On Eve of Peace Talks, Report Claims “Industrial-Scale” Killing of Prisoners by Syria

This photo of the conference room where the so-called Geneva II peace talk this week stands in stark contrast to photos of torture victims coming out of Syria.

Photo by Philippe Desmazes/AFP/Getty Images

The Syria peace talks being held in Geneva this week have gone from zero to “in disarray” in record time, with a sent-then-rescinded invitation to Iran, the Syrian delegation delayed in Athens when Greek authorities refused to provide their plane with fuel, and—most seriously—the release of a new report providing extensive documentation of torture and the “industrial-scale” killing of detainees by Bashar al-Assad’s regime.

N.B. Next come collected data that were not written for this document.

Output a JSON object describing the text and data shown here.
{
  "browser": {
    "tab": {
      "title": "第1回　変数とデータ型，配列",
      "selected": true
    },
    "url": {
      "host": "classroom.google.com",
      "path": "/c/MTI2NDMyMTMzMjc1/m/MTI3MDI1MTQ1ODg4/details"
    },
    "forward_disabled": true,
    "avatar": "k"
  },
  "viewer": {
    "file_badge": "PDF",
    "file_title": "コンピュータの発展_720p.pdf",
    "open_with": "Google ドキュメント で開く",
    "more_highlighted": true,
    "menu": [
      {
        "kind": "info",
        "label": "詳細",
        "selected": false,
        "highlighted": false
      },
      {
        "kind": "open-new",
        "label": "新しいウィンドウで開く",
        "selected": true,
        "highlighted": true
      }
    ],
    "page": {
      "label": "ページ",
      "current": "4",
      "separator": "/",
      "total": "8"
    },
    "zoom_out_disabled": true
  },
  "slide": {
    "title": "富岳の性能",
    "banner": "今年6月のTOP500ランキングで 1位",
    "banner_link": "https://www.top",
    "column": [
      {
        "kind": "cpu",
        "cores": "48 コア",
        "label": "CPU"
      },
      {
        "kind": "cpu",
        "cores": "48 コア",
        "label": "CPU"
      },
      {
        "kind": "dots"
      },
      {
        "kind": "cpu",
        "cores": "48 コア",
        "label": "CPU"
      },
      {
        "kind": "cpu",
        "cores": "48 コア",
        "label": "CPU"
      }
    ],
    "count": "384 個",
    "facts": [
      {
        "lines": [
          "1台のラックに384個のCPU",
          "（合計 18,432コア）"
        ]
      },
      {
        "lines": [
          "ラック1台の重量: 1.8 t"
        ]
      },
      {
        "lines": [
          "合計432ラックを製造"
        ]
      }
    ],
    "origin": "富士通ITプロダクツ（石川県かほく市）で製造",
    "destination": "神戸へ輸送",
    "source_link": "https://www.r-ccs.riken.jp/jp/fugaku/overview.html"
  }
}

The report (includes graphic photos) is the work of three attorneys who served as prosecutors in war crimes tribunals for Sierra Leone and Yugoslavia and is based on interviews with “a military policeman who worked secretly with a Syrian opposition group and later defected and fled the country,” taking thousands of government photographs and documents with him.

According to the report, the documents show the killing of about 11,000 detainees. The authors claim that there is enough evidence to show the “systematic torture and killing of detained persons by the agents of the Syrian government,” and that such evidence would be enough to support findings of war crimes and crimes against humanity against the Syrian government.

Compelling as the report—which was supported by the Qatari government and reported by the Guardian and CNN today—may be, Syrian government officials are still unlikely to be charged with war crimes by the International Criminal Court, as Syria is not a party to the court. Non-parties can be referred to the court by the U.N. Security Council, but that’s unlikely given Russia’s veto.

But the gruesome findings may certainly effect the talks at Geneva, or at least the international perception of them. Since the chemical weapons deal was reached last fall, and the rise to prominence of rebel groups linked to international terrorism, there’s seems to have been a shift in the stance of Western governments toward the view that an eventual settlement in Syria will likely involve Assad remaining in power.

If the report’s findings are corroborated, it’s certainly a reminder of just how big a moral compromise that position is, and just who they’re dealing with in Geneva this week.